LES BÉBÉS APPRENNENT PAR OBSERVATION DU MONDE
Le chercheur a beaucoup observé les bébés et il s’interroge : « On ne sait pas reproduire en machine ce que les bébés apprennent au cours de leur croissance; comment font-ils la différence entre objets animés et inanimés ? » À deux mois, un nouveau-né sait qu’un objet caché derrière un autre existe toujours; à neuf mois, il sait qu’un objet non supporté tombe par gravité.
Le scientifique travaille sur le mécanisme derrière l’apprentissage par observation et surtout, si ce type d’apprentissage constitue la base de ce qu’on appelle le sens commun.
À la clef, imaginer une machine qui puisse apprendre des représentations du monde par observation et ainsi, par raisonnement, prédire ce qui va se passer dans le monde.
Selon le scientifique de Meta, cette machine n’est pas pour demain : « On les imagine pour l’instant, on a construit certains modules mais on ne sait pas tout faire marcher ensemble ». Il s’appuie sur le cerveau humain et étudie notamment le cortex préfrontal qui abrite notre modèle du monde, selon lui le siège de l’intelligence.
A system architecture for autonomous intelligence
MODÈLES À BASE D’ÉNERGIE SUR ARCHITECTURE JEPA
Pour avancer dans ses travaux, Yann LeCun veut abandonner la théorie des probabilités. Dans les modèles classiques de prévision du monde, les prédictions sont floues, car on s’appuie sur une moyenne.
Pour gérer l’incertitude dans les prédictions, il s‘appuie désormais sur les modèles à base d’énergie (energy-based models), « une espèce d’extension de la modélisation probabiliste qui abandonne les probabilités ».
« J’ai beaucoup de mal à convaincre mes collègues », concède le scientifique, qui reste persuadé que ces modèles ouvrent la voie à la prédiction de représentations abstraites du monde.

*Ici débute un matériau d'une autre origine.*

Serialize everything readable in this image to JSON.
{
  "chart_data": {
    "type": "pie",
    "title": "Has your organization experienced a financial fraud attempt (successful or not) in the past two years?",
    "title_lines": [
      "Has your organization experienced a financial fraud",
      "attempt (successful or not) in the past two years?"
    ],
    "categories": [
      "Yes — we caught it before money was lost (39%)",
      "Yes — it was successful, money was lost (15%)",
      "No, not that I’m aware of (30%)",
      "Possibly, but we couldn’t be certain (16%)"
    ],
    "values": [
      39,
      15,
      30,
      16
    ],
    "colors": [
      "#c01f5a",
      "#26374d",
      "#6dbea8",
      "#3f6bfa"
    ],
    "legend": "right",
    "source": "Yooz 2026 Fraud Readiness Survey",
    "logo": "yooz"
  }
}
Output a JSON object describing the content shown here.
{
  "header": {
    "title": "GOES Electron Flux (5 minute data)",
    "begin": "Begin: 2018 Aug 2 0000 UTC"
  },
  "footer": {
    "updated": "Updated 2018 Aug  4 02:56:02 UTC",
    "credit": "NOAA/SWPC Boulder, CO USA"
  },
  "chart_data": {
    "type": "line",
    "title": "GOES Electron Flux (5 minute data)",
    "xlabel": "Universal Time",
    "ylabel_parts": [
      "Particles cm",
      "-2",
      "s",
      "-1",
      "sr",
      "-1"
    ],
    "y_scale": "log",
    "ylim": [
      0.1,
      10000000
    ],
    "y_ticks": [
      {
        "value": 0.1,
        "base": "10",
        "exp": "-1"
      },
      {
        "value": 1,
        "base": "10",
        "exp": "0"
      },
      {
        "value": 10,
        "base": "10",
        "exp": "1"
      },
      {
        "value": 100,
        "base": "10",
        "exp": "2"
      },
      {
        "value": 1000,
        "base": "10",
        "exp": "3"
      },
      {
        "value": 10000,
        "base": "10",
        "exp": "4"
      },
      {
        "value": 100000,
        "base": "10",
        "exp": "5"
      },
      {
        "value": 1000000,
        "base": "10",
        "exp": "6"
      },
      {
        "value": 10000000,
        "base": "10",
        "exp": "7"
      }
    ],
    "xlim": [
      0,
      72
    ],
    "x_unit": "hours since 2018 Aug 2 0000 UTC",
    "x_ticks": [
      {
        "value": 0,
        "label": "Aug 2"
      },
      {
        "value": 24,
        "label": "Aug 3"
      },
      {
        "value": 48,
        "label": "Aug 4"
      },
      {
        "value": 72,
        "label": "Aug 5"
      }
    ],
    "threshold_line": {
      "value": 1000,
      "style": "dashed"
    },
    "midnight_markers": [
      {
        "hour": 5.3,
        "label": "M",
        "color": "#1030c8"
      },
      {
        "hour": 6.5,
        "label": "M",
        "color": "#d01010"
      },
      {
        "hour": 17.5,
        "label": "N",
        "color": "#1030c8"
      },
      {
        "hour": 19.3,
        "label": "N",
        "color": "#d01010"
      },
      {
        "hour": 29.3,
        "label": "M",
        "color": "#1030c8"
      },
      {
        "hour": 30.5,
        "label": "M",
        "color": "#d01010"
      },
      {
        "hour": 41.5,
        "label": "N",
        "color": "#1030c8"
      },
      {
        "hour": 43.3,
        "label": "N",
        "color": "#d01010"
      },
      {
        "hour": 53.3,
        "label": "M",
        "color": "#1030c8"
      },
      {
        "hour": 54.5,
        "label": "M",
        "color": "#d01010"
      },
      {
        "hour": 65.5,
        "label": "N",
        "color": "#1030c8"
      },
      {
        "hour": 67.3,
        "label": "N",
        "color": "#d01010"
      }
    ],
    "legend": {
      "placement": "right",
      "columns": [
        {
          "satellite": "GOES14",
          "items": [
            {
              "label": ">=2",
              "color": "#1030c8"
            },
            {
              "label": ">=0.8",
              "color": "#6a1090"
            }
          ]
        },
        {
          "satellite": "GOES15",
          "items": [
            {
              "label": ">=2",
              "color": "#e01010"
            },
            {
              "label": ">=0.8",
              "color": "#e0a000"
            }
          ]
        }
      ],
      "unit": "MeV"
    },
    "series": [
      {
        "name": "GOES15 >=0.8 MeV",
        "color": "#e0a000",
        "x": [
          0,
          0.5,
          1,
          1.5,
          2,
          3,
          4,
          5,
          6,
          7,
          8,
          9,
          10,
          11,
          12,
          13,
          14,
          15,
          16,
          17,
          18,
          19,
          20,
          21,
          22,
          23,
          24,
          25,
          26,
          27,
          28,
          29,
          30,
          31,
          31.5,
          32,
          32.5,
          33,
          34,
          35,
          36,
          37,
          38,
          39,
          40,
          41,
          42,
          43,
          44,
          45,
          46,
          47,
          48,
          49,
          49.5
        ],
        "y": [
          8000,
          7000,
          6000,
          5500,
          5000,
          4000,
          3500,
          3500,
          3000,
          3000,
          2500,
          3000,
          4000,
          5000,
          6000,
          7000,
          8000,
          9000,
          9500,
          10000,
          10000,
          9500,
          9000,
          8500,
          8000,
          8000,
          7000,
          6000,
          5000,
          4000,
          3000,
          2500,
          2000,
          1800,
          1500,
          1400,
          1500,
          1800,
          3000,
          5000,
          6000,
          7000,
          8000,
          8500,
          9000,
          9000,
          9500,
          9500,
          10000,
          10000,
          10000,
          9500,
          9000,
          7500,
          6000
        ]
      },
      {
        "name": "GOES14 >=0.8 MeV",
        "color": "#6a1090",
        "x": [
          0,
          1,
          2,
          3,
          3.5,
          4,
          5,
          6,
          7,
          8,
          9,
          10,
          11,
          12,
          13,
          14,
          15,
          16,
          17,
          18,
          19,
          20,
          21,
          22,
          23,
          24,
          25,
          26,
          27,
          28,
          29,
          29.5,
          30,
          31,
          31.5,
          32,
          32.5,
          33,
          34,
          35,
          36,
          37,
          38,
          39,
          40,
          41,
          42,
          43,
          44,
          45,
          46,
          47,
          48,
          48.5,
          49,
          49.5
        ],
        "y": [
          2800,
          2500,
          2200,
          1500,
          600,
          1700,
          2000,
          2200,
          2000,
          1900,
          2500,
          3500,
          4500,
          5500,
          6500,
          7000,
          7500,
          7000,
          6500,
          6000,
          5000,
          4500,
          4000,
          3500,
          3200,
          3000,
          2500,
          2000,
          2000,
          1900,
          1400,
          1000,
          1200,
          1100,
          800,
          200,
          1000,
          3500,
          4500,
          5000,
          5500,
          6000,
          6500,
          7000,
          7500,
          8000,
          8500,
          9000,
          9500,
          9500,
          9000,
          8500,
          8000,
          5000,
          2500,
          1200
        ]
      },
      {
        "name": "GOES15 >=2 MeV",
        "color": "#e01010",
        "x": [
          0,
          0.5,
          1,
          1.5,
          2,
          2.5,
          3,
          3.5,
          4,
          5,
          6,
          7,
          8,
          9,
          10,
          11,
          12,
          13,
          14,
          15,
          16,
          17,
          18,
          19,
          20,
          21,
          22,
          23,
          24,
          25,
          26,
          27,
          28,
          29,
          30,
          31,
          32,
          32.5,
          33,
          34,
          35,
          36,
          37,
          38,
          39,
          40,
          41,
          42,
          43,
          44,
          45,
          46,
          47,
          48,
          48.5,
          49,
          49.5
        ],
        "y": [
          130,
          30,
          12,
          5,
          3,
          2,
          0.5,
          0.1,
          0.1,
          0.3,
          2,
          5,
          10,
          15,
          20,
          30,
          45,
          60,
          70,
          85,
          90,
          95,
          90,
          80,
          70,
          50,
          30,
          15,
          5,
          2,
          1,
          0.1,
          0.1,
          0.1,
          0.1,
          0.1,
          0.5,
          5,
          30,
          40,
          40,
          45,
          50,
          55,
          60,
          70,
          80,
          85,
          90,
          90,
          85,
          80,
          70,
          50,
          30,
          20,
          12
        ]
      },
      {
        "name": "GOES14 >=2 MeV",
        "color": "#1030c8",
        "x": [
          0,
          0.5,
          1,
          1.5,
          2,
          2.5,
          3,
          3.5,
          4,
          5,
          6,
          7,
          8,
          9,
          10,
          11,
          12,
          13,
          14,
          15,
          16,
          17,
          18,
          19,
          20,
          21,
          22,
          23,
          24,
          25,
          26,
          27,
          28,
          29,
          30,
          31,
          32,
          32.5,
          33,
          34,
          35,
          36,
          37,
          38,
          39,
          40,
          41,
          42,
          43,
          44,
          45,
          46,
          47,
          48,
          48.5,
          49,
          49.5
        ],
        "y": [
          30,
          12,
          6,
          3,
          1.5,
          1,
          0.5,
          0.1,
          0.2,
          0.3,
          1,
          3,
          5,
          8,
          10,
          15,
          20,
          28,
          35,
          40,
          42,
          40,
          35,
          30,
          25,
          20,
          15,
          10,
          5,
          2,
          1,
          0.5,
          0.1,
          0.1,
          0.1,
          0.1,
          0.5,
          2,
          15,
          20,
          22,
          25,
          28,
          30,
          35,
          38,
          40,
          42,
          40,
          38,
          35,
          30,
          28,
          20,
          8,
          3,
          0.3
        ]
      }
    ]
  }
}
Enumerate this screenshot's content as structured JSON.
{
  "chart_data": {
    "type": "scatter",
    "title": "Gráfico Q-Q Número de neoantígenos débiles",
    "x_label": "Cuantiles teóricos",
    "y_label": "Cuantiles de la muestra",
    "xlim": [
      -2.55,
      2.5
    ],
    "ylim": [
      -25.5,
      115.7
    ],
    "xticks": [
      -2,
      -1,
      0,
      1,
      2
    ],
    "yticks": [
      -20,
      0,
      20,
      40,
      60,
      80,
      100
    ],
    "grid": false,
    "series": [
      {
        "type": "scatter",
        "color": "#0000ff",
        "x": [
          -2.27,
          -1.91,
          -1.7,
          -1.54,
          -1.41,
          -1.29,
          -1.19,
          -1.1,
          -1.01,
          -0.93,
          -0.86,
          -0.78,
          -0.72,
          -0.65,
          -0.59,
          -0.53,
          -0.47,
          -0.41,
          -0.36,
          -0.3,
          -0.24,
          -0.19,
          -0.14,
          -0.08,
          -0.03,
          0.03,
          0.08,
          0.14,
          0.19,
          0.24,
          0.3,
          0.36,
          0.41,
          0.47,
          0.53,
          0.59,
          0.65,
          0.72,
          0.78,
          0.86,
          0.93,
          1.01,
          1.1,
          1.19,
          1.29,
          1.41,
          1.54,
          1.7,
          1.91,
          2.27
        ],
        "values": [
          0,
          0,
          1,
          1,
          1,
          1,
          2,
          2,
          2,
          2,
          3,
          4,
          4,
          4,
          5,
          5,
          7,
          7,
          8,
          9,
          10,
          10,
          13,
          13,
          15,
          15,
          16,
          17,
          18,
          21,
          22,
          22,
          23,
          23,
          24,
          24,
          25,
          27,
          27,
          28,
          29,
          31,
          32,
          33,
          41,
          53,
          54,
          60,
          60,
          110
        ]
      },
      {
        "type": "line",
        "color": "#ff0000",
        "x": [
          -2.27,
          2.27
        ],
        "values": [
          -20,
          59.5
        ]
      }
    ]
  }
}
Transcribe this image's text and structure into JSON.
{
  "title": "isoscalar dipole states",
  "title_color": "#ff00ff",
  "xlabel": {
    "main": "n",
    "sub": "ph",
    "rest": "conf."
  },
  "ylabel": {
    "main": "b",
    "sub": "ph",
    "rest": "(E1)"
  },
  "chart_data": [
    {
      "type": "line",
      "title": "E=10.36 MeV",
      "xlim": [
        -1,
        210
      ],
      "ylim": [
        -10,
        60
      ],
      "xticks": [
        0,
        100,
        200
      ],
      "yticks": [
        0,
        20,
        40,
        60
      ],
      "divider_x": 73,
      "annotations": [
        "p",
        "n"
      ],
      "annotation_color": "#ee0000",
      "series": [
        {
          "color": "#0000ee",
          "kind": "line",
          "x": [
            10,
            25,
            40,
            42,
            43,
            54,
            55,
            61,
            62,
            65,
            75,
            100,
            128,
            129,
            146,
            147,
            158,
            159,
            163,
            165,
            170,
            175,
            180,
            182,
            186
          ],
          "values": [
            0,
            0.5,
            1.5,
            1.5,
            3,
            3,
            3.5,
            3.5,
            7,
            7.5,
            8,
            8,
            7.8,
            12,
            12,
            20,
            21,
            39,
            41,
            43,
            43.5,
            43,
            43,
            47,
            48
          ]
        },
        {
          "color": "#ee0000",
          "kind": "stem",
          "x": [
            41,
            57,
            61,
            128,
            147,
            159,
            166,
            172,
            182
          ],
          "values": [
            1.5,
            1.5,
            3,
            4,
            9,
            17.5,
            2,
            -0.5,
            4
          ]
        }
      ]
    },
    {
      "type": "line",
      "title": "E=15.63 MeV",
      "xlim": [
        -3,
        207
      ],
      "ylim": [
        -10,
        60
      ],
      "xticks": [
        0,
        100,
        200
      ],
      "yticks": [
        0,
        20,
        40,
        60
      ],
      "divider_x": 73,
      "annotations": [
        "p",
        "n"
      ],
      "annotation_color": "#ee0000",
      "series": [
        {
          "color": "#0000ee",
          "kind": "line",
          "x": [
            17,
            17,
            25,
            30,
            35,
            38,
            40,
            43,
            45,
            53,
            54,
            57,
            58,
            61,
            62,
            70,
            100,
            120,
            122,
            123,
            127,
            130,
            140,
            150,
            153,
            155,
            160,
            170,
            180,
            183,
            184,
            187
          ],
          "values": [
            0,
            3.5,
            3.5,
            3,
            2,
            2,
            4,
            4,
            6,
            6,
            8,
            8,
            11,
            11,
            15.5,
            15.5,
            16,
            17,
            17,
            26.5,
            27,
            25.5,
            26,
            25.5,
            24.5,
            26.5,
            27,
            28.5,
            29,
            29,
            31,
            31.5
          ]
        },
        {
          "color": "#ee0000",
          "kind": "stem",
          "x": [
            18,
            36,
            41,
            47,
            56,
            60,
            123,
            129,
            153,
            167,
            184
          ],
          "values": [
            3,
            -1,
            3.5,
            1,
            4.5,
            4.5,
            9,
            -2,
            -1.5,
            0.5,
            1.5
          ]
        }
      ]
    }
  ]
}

Grâce à l’architecture JEPA, la Joint Embedding Predictive Architecture, la machine pourrait apprendre des modèles prédictifs du monde. « Ce serait essentiel pour qu’un système apprenne comment le monde fonctionne par observation, en regardant des vidéos. Les bébés apprennent, en gros, en regardant le monde passer et en apprenant la physique intuitive. Et les animaux font ça aussi. Et nous aimerions que nos machines le fassent. », complétait le scientifique de Meta à Zdnet.fr le 1er avril 2022.
« Les machines à l’intelligence autonome auront des émotions puisque les émotions sont simplement une espèce d’anticipation du résultat de situations positives ou négatives » – Yann LeCun
Avec l’apprentissage de modèles prédictifs du monde, la machine de demain va raisonner et planifier.
LES MACHINES DE DEMAIN SERONT-ELLES CONSCIENTES ?
Yann LeCun s’explique : « La conscience c’est la possibilité de configurer notre modèle du monde pour faire face à une situation ». Puisque nous n’avons qu’un seul modèle du monde, nous ne pouvons effectuer qu’une seule tâche consciente à la fois.
Lorsque nous conduisons pour la première fois, cette action est consciente. Avec le temps et l’expérience, la conduite n’occupe plus totalement notre conscience qui peut s’occuper d’autre chose.
« La conscience est une conséquence de notre stupidité » – Yann LeCun
Pour lui, la conscience n’est pas la conséquence du fait qu’on soit très intelligent, c’est la conséquence du fait que notre cerveau est trop petit; si on avait plein de modèles du monde dans une énorme tête, nous n’aurions pas besoin de conscience car nous pourrions tous les faire marcher en même temps.
Ces machines, au sens commun aiguisé, prendront quelques décennies avant de voir le jour selon le chercheur français. Il se veut également rassurant en expliquant que les machines ne vont pas dominer l’Humanité. « Les humains ont envie de dominer pour assurer leur survie », justifie-t-il. Les machines de demain ne ressentiront pas la pulsion de la peur car elles n’auront pas besoin de dominer pour leur survie.